Exodus 38:26 tells us that there were 603,550 non-Levite, Israelite male slaves 20 years or older who left Egypt in the Exodus, and Numbers 3:39 tells us there were an additional 22,000 Levite, Israelite male slaves 1 month or older who also left. From this, I think we can sensibly surmise that the number of Egyptians killed (all of the firstborn males killed by the Angel of Death, plus the entire army drowned in the Red Sea, plus everyone killed in the the seventh plague’s hail and fire, plus everyone who starved to death when all of the livestock and fish died and all the crops were destroyed by locusts, etc.) would’ve numbered somewhere from several hundred thousand to several million.
So, in this story, God:
1) interferes with the Pharaoh’s free will to force him to behave defiantly, then punishes both him and his entire population for this defiance;
2) plays both sides, demanding that the Israelites be set free while thwarting this from happening;
3) causes at least several hundred thousand preventable deaths, including many tens of thousands of innocent children;
4) does all this for the express purpose of showing off his power, to make a name for Himself.

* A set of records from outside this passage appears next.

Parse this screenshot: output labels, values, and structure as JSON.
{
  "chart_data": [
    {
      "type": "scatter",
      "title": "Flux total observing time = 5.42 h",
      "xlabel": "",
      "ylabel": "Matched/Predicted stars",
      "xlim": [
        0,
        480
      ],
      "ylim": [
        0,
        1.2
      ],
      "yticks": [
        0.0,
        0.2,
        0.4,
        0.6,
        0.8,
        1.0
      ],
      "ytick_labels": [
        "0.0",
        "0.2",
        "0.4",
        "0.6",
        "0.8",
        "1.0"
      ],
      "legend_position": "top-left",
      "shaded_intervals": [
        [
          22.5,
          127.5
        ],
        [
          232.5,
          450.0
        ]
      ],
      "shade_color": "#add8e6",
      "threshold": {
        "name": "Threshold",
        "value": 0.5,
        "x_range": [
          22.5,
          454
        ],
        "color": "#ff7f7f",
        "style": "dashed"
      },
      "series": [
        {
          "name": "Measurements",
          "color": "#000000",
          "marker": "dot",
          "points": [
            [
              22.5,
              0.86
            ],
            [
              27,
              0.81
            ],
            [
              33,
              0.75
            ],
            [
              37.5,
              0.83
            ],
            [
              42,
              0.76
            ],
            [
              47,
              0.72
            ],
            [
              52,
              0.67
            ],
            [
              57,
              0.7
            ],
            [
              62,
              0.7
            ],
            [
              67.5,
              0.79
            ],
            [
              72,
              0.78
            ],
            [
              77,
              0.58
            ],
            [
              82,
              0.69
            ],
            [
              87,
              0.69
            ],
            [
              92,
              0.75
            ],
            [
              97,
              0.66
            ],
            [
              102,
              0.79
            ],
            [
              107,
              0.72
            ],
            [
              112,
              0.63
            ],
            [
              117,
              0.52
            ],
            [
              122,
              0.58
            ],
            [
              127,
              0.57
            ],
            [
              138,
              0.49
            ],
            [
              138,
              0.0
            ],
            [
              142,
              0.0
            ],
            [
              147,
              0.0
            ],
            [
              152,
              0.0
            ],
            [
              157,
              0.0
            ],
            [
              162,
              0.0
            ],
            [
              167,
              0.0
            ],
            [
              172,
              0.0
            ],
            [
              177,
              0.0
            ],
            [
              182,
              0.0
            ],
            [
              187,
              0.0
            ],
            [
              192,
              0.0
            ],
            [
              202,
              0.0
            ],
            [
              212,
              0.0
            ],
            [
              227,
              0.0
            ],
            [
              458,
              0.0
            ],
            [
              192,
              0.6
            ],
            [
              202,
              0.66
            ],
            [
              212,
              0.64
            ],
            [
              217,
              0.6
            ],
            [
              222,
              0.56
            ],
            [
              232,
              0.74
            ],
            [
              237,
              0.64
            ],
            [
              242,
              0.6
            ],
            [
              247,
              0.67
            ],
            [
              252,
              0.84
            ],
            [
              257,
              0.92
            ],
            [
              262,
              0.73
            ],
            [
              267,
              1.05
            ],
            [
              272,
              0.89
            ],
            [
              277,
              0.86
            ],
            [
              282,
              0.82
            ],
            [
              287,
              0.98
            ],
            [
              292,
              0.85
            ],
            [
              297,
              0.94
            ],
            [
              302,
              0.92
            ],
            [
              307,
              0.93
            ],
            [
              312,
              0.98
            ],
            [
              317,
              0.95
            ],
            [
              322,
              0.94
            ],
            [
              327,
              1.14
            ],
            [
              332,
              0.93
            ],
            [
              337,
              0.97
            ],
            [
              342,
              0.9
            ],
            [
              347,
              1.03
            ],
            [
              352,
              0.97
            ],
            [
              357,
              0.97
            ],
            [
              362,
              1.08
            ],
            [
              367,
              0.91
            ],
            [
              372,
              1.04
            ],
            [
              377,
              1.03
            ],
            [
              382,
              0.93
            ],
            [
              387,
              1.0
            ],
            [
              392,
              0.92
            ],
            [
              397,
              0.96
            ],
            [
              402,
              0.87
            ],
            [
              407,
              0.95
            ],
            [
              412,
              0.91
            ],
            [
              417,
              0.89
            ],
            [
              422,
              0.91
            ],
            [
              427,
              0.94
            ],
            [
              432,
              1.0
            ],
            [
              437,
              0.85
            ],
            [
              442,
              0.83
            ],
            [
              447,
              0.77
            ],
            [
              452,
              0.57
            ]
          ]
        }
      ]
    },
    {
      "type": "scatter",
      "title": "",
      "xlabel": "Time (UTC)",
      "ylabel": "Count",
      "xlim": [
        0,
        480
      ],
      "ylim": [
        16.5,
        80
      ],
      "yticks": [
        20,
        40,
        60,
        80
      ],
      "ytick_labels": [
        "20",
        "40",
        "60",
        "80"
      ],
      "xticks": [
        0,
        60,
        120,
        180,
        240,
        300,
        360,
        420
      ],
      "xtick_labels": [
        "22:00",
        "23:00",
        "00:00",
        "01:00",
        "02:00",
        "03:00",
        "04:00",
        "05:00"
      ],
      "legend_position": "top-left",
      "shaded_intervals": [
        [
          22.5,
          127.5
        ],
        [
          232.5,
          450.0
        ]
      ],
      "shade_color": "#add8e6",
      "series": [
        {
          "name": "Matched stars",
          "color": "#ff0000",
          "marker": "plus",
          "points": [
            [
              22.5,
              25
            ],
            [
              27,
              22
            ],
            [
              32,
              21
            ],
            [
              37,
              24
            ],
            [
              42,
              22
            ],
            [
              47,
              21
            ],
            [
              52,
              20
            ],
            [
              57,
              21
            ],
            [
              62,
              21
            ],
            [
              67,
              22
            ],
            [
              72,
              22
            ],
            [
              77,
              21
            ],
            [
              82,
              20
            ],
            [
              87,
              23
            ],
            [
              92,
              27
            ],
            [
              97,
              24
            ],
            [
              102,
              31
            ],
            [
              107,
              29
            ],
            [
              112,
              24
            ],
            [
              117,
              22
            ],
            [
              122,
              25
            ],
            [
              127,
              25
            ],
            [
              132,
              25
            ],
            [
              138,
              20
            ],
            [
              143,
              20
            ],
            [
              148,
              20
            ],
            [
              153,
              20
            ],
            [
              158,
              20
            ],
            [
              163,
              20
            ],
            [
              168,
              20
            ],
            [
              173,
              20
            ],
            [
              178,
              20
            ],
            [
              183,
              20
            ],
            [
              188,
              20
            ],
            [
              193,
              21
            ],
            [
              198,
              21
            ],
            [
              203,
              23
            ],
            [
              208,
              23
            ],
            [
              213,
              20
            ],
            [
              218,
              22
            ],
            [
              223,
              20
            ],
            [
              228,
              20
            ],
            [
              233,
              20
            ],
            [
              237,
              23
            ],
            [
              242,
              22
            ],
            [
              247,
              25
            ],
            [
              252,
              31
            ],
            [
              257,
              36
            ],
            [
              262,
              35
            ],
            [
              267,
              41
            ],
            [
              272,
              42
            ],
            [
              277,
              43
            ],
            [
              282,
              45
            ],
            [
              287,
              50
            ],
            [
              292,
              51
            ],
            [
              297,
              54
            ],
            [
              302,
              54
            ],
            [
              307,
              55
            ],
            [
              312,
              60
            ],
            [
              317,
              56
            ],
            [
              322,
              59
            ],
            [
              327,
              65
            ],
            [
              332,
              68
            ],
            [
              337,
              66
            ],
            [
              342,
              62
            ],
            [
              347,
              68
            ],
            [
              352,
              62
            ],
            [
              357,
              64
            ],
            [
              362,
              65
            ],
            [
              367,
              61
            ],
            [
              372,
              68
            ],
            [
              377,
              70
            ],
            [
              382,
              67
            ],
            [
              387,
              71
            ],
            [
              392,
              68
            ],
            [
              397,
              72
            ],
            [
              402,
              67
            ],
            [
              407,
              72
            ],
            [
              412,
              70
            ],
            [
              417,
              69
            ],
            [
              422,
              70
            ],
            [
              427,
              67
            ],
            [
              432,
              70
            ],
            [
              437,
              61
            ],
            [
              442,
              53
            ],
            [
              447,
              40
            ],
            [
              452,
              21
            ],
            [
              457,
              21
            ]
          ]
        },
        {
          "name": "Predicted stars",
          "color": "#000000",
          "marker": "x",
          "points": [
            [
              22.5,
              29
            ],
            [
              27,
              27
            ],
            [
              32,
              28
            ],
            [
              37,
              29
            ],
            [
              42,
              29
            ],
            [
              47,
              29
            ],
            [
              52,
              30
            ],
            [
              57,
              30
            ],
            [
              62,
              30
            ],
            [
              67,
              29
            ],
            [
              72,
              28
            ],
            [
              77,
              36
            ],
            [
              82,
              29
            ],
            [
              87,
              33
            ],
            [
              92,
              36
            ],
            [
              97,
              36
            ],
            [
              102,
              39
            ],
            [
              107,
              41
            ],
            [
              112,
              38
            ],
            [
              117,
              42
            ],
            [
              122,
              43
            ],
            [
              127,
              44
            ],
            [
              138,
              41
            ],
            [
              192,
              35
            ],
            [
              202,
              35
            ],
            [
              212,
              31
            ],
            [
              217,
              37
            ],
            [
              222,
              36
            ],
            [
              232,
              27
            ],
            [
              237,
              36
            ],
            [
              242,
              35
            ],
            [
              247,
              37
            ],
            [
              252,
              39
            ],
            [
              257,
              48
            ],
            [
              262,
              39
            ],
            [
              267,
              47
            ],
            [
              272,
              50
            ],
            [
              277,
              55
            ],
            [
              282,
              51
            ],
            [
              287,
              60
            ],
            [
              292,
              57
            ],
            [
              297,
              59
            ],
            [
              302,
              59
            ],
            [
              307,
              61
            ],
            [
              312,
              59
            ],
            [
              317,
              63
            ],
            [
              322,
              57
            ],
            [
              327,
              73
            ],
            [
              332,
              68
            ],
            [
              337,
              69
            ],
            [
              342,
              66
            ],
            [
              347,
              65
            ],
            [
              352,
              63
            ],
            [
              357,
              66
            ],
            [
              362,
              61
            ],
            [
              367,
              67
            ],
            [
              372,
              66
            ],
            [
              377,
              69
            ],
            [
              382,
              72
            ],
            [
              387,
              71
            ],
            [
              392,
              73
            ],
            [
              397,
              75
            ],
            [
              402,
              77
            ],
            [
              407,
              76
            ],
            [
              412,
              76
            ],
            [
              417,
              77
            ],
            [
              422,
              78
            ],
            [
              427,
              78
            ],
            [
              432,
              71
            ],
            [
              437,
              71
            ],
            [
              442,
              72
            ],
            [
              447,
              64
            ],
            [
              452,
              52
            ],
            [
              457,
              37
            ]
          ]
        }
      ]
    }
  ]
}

Why do revisionists leave out the critical part about God hardening the Pharaoh’s heart when they retell this story? And why do apologists strive to reinterpret that part to mean something different than what it actually says? Because God’s actions in the story, as the Bible tells the tale, offend their moral sensibilities. As they should. But the Bible does say that, and pretending otherwise is neither faithful nor honest. Instead, fundamentalist believers must grapple with worshipping a God whose morality contradicts their own.